Luxury home values jumped 48 percent in the last year in the San Francisco Bay Area, according to Katherine August-deWilde. August-deWilde is chief operating officer for First Republic Bank, which tracks luxury home prices through its Prestige Home Index. Prices for such homes are on the upswing in Los Angeles, San Diego, according to the index, and also in New York, August-deWilde said.

One commentator sees the trend toward larger, costlier homes as an upscale bunker mentality engendered by the September 2001 terrorist attacks.

"When uncertainty is strong, as it is now in the national psyche since 9/11, the tendency to hunker down is ongoing," said Kathryn Robyn, co-author of The Emotional House. "People are threatened. Where do you go when you're afraid? You go home. It's your sanctuary.

"We've seen this at other times in history," Robyn said. "Whenever there's an uncertain time, we hunker down and become fascinated by luxury." During the Cold War in the 50s when the nation was at odds with Russia, people were fascinated with luxurious homes, she said.

August-deWilde agreed that the terrorist attacks have been a big influence.

"A lot of this comes in the wake of 9/11 and the war in Iraq," August-deWilde said. "There's a bit of a homing instinct. People are spending more time in their homes." Also, lower interest rates have made the opportunity of spending money on housing low, and finally, because the stock market became more volatile in recent years, she said.

Kevin Gotham, a sociologist and associate professor at Tulane University, had a different interpretation.

"People seek out large properties because it makes them seem successful. These kinds of objects and commodities are signifiers of prestige," Gotham said.

The psychology behind the 10,000-square-foot, multimillion-dollar home is similar to that behind the Hummer, according to Gotham. They're both symbols of upward mobility.

"People believe if they have one of these, they will project status," the sociologist said. "There's nothing modest about the Hummer or those big homes. They don't express modesty or humility at all."

A person's home is a reflection of his personality, according to John Brian Losh, founder and publisher of LuxuryRealty.com. Losh agreed that "people equate big houses with big success.

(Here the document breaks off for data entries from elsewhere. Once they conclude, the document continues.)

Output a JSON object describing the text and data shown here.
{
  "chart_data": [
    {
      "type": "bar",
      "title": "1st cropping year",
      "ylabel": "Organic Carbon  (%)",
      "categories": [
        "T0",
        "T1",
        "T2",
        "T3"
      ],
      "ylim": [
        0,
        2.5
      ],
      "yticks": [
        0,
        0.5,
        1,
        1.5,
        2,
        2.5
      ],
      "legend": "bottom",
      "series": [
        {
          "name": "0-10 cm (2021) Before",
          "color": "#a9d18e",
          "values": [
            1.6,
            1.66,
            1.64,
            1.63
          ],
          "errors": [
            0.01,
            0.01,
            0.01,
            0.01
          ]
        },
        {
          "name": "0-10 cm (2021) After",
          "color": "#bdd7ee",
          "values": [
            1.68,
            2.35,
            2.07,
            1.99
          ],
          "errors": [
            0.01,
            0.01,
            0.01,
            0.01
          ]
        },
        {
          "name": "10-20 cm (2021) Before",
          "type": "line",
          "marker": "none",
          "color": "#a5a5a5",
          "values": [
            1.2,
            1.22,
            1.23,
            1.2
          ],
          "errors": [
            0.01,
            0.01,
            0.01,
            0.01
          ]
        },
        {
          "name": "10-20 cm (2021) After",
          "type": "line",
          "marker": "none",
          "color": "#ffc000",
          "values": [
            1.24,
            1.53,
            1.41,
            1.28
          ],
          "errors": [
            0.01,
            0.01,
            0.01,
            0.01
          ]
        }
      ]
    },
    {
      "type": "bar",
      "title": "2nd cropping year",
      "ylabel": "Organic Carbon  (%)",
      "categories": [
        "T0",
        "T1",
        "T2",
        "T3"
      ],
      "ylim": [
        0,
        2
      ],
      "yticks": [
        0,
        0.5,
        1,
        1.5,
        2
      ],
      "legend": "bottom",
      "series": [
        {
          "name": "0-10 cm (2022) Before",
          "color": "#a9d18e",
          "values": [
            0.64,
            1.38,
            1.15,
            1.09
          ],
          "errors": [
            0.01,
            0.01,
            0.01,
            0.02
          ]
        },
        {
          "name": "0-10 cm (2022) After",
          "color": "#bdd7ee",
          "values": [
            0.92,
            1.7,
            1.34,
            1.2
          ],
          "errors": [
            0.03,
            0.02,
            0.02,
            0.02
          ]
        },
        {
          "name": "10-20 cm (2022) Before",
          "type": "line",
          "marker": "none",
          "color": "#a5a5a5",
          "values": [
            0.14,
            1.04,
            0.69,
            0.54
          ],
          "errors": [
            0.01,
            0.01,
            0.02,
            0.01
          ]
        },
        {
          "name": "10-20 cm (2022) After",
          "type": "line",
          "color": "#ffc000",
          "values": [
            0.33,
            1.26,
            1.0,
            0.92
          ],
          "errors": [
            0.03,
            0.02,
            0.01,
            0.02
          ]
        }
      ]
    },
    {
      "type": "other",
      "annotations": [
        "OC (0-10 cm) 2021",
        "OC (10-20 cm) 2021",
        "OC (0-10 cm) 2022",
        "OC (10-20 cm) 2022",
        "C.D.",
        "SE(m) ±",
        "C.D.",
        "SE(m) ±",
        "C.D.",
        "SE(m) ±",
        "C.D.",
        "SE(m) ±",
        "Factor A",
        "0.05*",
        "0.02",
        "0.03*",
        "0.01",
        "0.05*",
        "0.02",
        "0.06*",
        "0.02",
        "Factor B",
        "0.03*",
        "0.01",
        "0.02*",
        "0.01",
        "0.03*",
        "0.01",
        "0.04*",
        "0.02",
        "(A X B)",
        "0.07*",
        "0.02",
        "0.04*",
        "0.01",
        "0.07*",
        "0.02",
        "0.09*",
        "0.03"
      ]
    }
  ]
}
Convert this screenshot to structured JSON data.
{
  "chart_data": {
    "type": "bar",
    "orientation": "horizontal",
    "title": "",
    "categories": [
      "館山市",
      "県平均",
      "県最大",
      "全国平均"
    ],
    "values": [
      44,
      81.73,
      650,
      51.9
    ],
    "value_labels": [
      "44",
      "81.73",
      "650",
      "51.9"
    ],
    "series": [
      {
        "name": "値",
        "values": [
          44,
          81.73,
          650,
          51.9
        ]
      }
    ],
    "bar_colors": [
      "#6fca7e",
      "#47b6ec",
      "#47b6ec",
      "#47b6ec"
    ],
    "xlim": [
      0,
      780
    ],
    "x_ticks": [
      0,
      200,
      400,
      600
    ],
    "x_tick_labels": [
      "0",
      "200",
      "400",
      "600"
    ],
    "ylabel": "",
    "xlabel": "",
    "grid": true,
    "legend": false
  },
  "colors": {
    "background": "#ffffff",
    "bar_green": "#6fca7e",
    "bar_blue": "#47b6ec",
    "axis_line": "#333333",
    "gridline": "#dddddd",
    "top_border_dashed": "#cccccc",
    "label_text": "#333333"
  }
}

"People view their homes as reflections of themselves," Losh said. "Every luxury house takes on the personality of the owner."

Hablinski agreed, saying, "It can be symbolic of personal success if you have a big house."

Daniel Levy, president of CityRealty.com, put it more succinctly.

"It used to be keeping up with the Joneses. Now it's keeping up with the Ellisons," he said.